1.
Панёк любил борское кладбище. Всегда, когда было время, он брал велосипед, старый дребезжащий «Урал» неопределённо-облезлого цвета, собирал рюкзак: хлеб, сыр, луковицу, бутылку воды, соль в баночке из-под таблеток, мятую армейскую фляжку с водкой и нож-складешок, и ехал по объездной, уворачиваясь от ям в асфальте и обгоняющих его грузовиков, к кладбищу «номер один», благо от дома было недалеко, минут двадцать, если поднажать на педали. Зимой ходил пешком, но редко, а летом – всегда на велосипеде. Автобусом не ездил, не любил ждать желтый мятый «скотовоз» с номером пять на лобовом стекле и на боку, не нравилось ему толкаться там рядом с вечными бабками.
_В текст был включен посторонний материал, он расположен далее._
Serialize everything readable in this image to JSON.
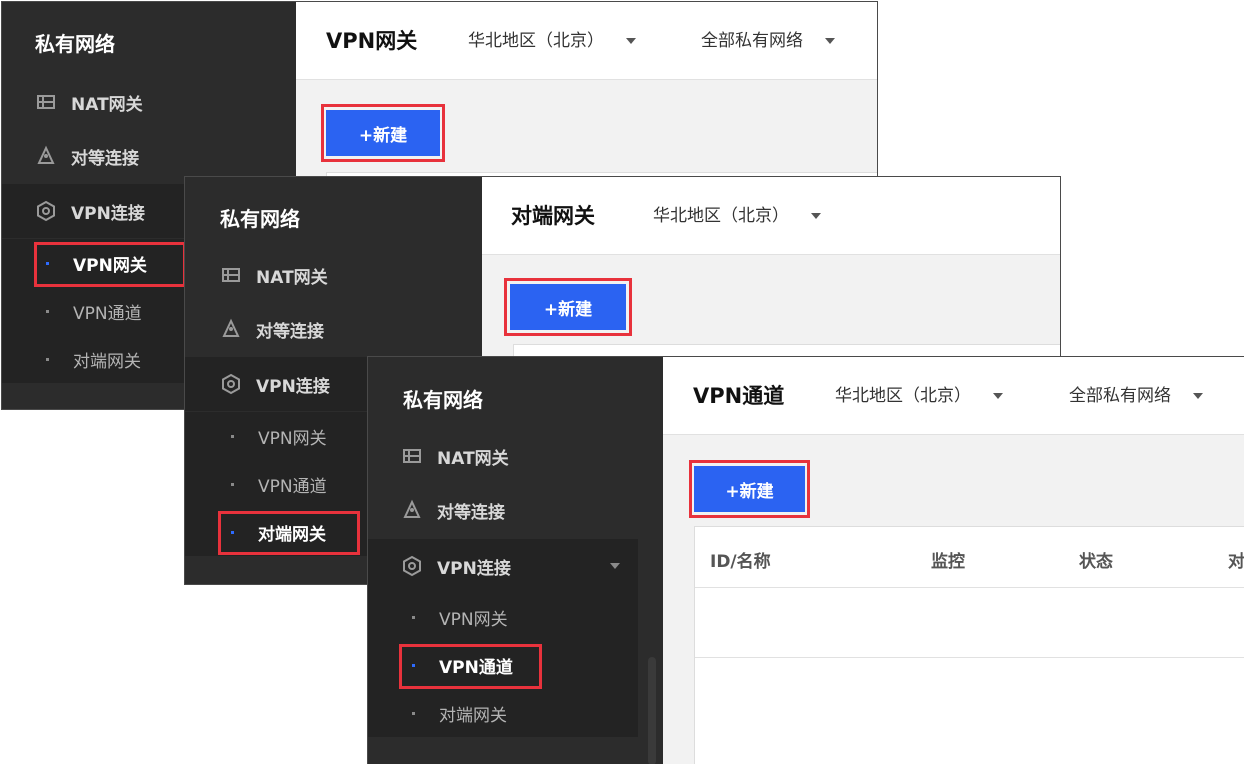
{
  "sidebar_title": "私有网络",
  "nav": {
    "nat": "NAT网关",
    "peering": "对等连接",
    "vpn": "VPN连接",
    "vpn_gateway": "VPN网关",
    "vpn_tunnel": "VPN通道",
    "peer_gateway": "对端网关"
  },
  "region": "华北地区（北京）",
  "all_vpc": "全部私有网络",
  "new_button": "+新建",
  "panel1": {
    "title": "VPN网关",
    "active_item": "VPN网关"
  },
  "panel2": {
    "title": "对端网关",
    "active_item": "对端网关"
  },
  "panel3": {
    "title": "VPN通道",
    "active_item": "VPN通道",
    "columns": [
      "ID/名称",
      "监控",
      "状态",
      "对"
    ]
  },
  "colors": {
    "sidebar": "#2c2c2c",
    "primary": "#2b63f2",
    "highlight": "#e8323c"
  }
}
Летом на кладбище было хорошо. Могилы были старые, многие заросли травой, было много деревьев и кустов, и в их тени Панёк скользил по дорожкам, ведя велосипед «под уздцы», и слушал птиц. Те пели о жизни, невидимые в густой листве, Панёк катил тихо, кажется даже уговорив «Урал» не слишком жаловаться на старость, и слушал эти песни, поглядывая по сторонам. У раздвоенного пенька сворачивал на проход номер тринадцать, шел под сгустившимися кронами, где птичий гам достигал своего крещендо, и даже немного пытался дирижировать, вырисовывая слышную только ему мелодию левой рукой, отрывая ее от руля. Потом сворачивал опять, с асфальтовой дорожки уже на узкую грунтовую тропинку, шоркаясь об оградки или цепляя их же с другой стороны педалью, пробирался к большому тополю, наполовину обломанному ураганом, согнувшемуся в три погибели аркой над тремя могилами, но живому, в отличие от тех, кто там, под этим тополем, лежал.
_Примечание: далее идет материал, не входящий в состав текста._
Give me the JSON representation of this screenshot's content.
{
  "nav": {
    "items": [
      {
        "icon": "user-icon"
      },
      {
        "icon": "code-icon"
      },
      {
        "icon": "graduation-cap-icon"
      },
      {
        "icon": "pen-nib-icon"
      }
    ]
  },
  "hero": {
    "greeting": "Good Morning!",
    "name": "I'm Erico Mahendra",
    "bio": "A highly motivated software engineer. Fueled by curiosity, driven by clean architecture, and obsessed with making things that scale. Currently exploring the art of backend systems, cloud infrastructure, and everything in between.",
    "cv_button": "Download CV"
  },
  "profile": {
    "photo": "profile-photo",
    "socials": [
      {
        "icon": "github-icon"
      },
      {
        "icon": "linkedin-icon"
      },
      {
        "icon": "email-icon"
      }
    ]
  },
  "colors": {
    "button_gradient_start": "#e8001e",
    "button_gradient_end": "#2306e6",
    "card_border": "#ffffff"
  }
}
Могилы были убраны – трава подстрижена, ограды ровные, памятники не перекошенные, всё чин-чинарём. Даже столики и лавочки в ограде стояли ровно, напоминая ему постовых солдатиков у грибочка, как в его юности в армии. Он тут всё убирал и поправлял сам, раз в месяц, иногда в два месяца, прихватывая дополнительно в рюкзак лопатку, молоток с гвоздями, тяпку и секатор, иногда банку с краской и кисть. Панёк прислонял «Урал» к ограде, скрипел дверцей и садился за столик возле металлической пирамидки, доставал трубку, набивал ее махрой и затягивался вонючим дымом, с наслаждением вытянув ноги и облокотившись о стол: «Ну, привет, батя! Заждался?»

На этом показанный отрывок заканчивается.